Starting this September, Lawton will be able to devote a year’s worth of undivided attention to her ongoing research as a 2006 Guggenheim Fellow.
Professor of art history and holder of the Ottilia Buerger Professorship in Classical Studies, Lawton recently was named one of 187 national recipients of a prestigious Guggenheim Fellowship by the New York-based foundation. She is the second member of the Lawrence art department in the past 10 years to be awarded a Guggenheim Fellowship. Sculptor Todd McGrain was named a recipient in 1996.

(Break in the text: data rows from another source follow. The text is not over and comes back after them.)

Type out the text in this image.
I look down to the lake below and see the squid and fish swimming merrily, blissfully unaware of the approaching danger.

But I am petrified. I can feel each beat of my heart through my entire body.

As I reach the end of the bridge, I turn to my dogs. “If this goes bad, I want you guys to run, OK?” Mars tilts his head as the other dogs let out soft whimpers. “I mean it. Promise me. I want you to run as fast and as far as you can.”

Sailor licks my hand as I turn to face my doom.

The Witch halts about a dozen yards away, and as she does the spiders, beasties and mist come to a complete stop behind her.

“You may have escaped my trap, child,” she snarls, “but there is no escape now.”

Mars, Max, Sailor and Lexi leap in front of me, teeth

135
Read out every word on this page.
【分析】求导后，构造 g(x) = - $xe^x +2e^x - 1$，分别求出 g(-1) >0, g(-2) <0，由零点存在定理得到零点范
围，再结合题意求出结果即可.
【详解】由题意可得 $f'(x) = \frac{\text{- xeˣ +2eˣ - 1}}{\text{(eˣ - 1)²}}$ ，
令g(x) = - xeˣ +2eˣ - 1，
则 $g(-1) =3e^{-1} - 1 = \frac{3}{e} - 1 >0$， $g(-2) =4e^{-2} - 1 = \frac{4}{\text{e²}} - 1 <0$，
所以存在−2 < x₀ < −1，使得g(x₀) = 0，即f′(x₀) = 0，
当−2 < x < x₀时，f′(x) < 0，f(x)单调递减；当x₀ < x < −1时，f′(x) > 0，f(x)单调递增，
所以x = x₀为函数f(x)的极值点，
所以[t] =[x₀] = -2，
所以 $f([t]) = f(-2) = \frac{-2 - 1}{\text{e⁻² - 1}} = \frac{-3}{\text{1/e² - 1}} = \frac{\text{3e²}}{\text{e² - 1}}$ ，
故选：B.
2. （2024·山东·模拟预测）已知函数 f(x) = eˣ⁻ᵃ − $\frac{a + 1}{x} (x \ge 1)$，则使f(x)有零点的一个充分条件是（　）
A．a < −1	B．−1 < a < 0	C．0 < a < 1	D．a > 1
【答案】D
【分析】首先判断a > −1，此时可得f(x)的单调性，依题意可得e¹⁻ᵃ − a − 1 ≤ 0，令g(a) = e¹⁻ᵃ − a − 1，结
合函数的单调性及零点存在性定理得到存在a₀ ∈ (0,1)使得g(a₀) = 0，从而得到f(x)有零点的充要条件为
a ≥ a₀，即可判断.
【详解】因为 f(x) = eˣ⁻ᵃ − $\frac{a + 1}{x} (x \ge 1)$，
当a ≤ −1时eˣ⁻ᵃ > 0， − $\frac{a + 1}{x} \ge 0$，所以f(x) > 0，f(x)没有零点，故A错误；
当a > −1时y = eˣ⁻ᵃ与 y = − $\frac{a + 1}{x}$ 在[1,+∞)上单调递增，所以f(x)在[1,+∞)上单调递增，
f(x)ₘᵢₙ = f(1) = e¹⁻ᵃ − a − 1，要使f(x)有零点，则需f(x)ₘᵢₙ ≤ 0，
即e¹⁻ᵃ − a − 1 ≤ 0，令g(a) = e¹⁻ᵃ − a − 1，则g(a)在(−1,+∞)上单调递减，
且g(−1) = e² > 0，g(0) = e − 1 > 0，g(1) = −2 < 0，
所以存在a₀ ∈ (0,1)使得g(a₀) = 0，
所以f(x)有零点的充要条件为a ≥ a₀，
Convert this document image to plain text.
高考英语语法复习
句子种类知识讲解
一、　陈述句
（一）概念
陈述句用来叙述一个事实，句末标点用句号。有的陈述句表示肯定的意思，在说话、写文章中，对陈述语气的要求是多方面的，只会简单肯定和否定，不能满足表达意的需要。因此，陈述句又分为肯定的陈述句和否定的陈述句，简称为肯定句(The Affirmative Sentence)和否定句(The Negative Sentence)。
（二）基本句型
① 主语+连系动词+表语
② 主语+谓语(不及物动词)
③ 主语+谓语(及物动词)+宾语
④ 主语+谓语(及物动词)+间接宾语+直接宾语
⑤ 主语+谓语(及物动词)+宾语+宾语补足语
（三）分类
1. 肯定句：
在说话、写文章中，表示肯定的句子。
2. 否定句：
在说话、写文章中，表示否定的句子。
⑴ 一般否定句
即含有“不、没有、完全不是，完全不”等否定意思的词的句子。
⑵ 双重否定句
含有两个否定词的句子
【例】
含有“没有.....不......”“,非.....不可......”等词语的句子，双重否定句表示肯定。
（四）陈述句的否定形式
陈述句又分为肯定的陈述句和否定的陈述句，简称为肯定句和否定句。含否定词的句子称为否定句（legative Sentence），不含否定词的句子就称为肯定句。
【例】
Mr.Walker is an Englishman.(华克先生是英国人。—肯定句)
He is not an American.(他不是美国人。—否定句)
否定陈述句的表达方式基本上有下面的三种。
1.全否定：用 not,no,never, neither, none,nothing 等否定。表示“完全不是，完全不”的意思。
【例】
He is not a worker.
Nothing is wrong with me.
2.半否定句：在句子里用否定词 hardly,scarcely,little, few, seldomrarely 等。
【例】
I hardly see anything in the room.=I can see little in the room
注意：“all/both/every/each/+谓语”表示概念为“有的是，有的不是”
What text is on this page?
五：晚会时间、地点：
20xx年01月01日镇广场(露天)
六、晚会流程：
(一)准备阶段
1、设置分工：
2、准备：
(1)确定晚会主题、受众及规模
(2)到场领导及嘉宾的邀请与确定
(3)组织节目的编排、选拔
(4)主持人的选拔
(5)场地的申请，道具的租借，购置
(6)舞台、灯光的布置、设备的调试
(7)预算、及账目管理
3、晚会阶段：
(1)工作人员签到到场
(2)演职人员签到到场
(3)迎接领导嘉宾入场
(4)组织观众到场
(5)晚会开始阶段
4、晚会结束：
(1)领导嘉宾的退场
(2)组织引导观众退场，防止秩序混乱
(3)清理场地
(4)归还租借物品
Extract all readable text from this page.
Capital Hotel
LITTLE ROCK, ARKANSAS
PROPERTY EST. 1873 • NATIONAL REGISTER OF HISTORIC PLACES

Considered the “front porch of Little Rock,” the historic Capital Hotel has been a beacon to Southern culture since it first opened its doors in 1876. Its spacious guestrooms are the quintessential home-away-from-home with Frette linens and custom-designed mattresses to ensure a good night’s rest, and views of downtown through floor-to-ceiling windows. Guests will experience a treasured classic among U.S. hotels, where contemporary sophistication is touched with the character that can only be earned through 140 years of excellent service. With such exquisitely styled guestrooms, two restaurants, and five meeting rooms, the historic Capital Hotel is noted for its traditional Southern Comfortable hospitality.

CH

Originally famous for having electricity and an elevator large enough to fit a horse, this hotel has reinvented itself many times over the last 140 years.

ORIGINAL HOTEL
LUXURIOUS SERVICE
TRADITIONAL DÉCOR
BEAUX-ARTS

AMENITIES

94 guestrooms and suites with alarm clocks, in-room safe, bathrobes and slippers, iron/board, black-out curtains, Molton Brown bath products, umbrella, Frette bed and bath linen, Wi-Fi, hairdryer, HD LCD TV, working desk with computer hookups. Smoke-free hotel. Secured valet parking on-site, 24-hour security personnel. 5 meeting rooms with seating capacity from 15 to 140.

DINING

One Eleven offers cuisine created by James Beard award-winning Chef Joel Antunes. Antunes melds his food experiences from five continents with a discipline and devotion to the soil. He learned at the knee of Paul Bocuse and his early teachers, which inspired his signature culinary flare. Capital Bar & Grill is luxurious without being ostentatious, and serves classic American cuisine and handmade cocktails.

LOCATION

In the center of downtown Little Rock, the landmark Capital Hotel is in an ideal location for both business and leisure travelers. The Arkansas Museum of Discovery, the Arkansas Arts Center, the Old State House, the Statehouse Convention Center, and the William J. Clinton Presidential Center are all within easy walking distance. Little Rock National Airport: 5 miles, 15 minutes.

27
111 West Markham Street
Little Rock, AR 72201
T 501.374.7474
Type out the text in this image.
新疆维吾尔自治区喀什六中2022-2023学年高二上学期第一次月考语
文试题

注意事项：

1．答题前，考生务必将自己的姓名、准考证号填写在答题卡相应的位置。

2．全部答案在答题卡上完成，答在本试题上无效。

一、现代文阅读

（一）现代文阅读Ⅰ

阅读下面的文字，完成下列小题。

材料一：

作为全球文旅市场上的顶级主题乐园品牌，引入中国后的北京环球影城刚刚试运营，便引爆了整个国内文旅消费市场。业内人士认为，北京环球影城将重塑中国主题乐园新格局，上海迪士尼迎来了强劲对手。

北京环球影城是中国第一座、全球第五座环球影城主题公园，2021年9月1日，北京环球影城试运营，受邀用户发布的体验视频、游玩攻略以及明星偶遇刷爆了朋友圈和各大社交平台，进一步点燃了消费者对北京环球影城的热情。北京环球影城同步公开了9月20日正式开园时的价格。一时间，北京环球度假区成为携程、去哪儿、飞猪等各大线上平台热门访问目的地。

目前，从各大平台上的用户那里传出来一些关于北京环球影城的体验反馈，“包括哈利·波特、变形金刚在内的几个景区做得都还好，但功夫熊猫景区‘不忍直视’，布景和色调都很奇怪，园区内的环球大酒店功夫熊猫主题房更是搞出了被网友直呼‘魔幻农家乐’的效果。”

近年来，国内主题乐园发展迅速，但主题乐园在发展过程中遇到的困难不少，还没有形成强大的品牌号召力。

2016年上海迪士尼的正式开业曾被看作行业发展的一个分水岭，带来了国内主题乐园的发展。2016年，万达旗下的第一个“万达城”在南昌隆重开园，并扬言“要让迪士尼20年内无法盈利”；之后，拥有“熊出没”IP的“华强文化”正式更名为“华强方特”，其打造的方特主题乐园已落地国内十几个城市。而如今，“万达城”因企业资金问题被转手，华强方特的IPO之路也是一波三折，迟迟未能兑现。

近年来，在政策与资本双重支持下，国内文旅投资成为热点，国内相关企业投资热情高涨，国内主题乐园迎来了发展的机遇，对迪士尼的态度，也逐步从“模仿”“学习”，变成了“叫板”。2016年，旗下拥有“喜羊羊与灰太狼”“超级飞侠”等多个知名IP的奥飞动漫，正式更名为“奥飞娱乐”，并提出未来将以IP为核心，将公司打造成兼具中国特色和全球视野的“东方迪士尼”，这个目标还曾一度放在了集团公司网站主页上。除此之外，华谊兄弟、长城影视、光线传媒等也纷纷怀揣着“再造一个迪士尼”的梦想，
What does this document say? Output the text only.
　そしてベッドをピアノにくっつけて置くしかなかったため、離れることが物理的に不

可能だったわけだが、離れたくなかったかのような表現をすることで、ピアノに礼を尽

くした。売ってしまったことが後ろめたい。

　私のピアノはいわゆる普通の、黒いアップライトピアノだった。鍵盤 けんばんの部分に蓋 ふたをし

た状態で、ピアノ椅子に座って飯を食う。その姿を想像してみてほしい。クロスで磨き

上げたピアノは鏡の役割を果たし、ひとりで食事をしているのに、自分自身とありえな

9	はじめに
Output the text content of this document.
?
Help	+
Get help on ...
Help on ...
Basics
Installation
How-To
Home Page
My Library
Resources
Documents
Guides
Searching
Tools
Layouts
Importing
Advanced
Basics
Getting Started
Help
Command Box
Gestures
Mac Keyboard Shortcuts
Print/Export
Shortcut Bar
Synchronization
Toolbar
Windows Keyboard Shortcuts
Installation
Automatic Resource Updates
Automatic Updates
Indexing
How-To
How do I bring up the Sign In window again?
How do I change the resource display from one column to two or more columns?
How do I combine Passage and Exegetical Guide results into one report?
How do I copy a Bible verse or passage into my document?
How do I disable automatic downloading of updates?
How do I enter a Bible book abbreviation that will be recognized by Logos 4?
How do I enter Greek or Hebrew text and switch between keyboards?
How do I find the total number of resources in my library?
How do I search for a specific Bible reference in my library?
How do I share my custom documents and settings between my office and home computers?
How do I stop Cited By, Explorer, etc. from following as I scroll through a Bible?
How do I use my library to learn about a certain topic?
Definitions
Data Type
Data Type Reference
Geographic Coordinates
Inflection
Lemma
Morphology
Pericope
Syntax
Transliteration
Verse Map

Lawton was selected for the $38,000 grant from among nearly 3,000 artists, scholars and scientists who applied. The fellowship will enable her to complete work on her book “Popular Greek Religion and the Votive Reliefs from the Athenian Agora.”
Since undertaking her research, Lawton has studied more than 400 marble reliefs that have been discovered among the excavations of the Agora. Her research focuses on understanding the function and role of sculptural art in ancient Athens.
“These reliefs are dedications created by individuals in request of, or in thanks for, help from deities and heroes,” said Lawton, who spends most of her summers in Greece working on the project. “They are of interest primarily for what they tell us about Athenian popular religion. They were dedicated not so much to the more familiar Olympian deities such as Athena and Apollo, but rather to gods and heroes who were more immediately important and accessible to the people. They tend to honor healing and fertility gods or the heroes and gods who were thought to ensure prosperity.
“I am certainly thrilled as well as very grateful to have been awarded a Guggenheim Fellowship,” she added. “This grant will give me the opportunity to dedicate an entire year of uninterrupted work on my project and as any researcher will tell you, that is invaluable.”
Lawton joined the Lawrence art department in 1980 and serves as curator of Lawrence’s Ottilia Buerger Collection of ancient and Byzantine coins. She has previously received research fellowships from the National Endowment for the Humanities and the J. Paul Getty Trust and is the author of the 1995 book “Attic Document Reliefs of the Classical and Hellenistic Periods” (Oxford University Press).
In 2004, Lawton was recognized with Lawrence’s Award for Excellence in Teaching, becoming the only faculty member to earn all three of the college’s major teaching awards. She was the recipient of the college’s Young Teacher Award in 1982 and the Freshman Studies Teaching Award in 1998. She earned her Ph.D. in art history from Princeton University.
Guggenheim Fellowships are awarded “to men and women who have already demonstrated exceptional capacity for productive scholarship or exceptional creative ability” across a wide range of interests, from the natural sciences to the creative arts. Fellow selections are based on the recommendations from hundreds of expert advisors.
Since its founding in 1925, the Guggenheim Foundation has awarded more than $247 million in fellowships to more than 16,000 individuals, among them Ansel Adams, Martha Graham, Linus Pauling, Aaron Copland and Langston Hughes.